En appel, le 19 février 2012, devant la cour de Tabriz, la condamnation a été
réduite à six ans de prison ferme pour "propagande contre la
République islamique". Dans
une lettre sortie clandestinement de la prison, dans la première semaine de
juin 2012, il a décrit les insultes et les tortures endurées depuis 20 mois.
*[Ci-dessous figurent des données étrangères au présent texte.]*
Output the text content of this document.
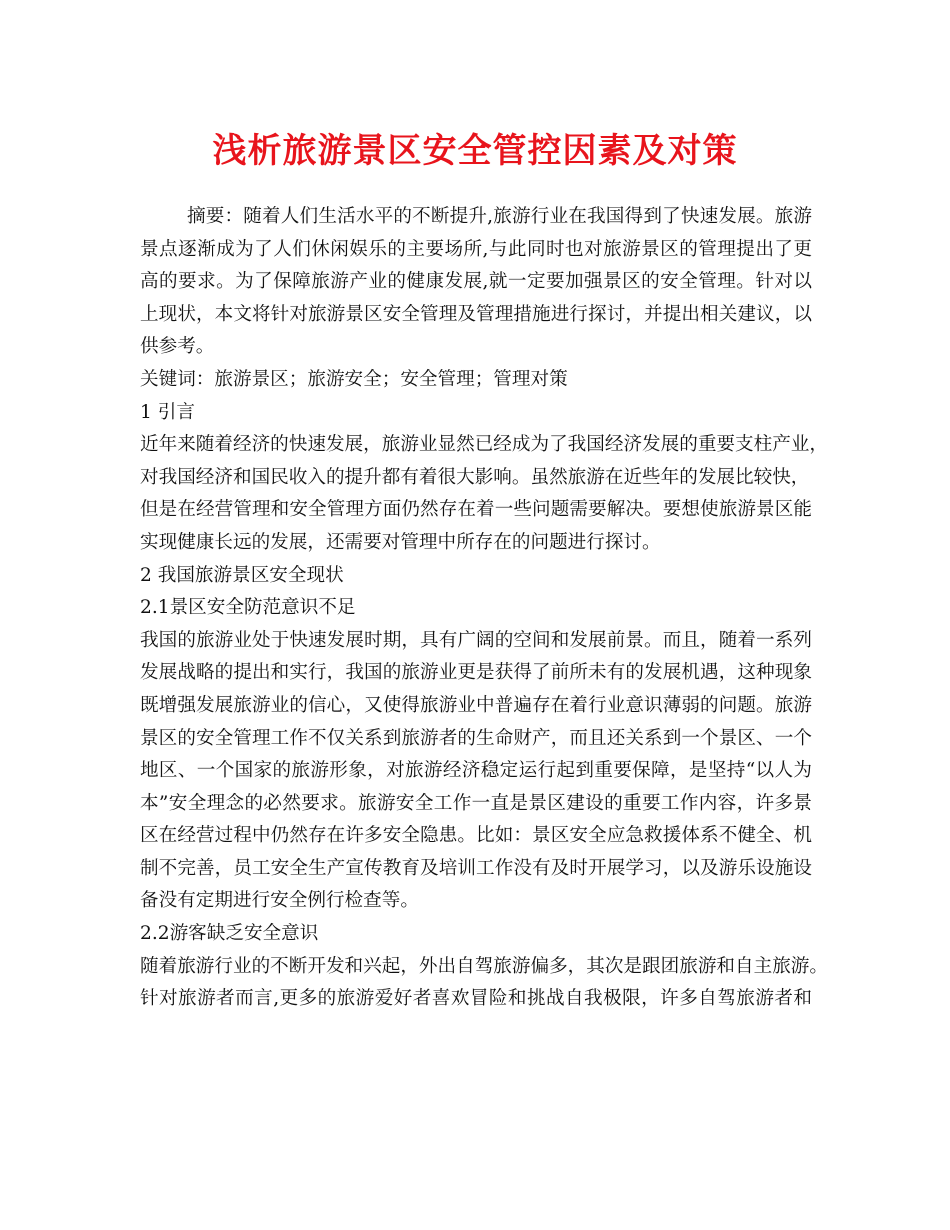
浅析旅游景区安全管控因素及对策
摘要：随着人们生活水平的不断提升,旅游行业在我国得到了快速发展。旅游
景点逐渐成为了人们休闲娱乐的主要场所,与此同时也对旅游景区的管理提出了更
高的要求。为了保障旅游产业的健康发展,就一定要加强景区的安全管理。针对以
上现状，本文将针对旅游景区安全管理及管理措施进行探讨，并提出相关建议，以
供参考。
关键词：旅游景区；旅游安全；安全管理；管理对策
1 引言
近年来随着经济的快速发展，旅游业显然已经成为了我国经济发展的重要支柱产业，
对我国经济和国民收入的提升都有着很大影响。虽然旅游在近些年的发展比较快，
但是在经营管理和安全管理方面仍然存在着一些问题需要解决。要想使旅游景区能
实现健康长远的发展，还需要对管理中所存在的问题进行探讨。
2 我国旅游景区安全现状
2.1景区安全防范意识不足
我国的旅游业处于快速发展时期，具有广阔的空间和发展前景。而且，随着一系列
发展战略的提出和实行，我国的旅游业更是获得了前所未有的发展机遇，这种现象
既增强发展旅游业的信心，又使得旅游业中普遍存在着行业意识薄弱的问题。旅游
景区的安全管理工作不仅关系到旅游者的生命财产，而且还关系到一个景区、一个
地区、一个国家的旅游形象，对旅游经济稳定运行起到重要保障，是坚持“以人为
本”安全理念的必然要求。旅游安全工作一直是景区建设的重要工作内容，许多景
区在经营过程中仍然存在许多安全隐患。比如：景区安全应急救援体系不健全、机
制不完善，员工安全生产宣传教育及培训工作没有及时开展学习，以及游乐设施设
备没有定期进行安全例行检查等。
2.2游客缺乏安全意识
随着旅游行业的不断开发和兴起，外出自驾旅游偏多，其次是跟团旅游和自主旅游。
针对旅游者而言,更多的旅游爱好者喜欢冒险和挑战自我极限，许多自驾旅游者和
Son nez et certaines de ses dents ont été cassées et il a subi de nombreuses
brûlures de cigarettes. Il lance un appel : « Mille fois par
jour je souhaite être mort mais les autorités de la prison et les services de
renseignements veulent que je meure à petit feu. J’en appelle à la conscience
du monde pour qu’il ne m’oublie pas ». Houtan Kian avait été
désigné comme avocat de Sakineh Ashtiani,
après le départ en exil de son premier avocat, Mohamed Mostafei.
Après son arrestation, Houtan Kian
s’est vu interdire le 24 janvier 2011, tout droit de représenter Sakineh Ashtiani. Placé à
l’isolement à la prison d’Evin, il aurait été roué de coups de pieds par ses
interrogateurs, qui voulaient lui faire reconnaître qu’il avait informé les
journalistes allemands. Il avait dû être placé sous surveillance médicale. Il
a été ensuite transféré de la prison d’Evin à celle de Tabriz, où il a été
placé dans une cellule pour malades mentaux et utilisateurs de drogues
injectables. (Voir 120 avocats, 2011, p.56).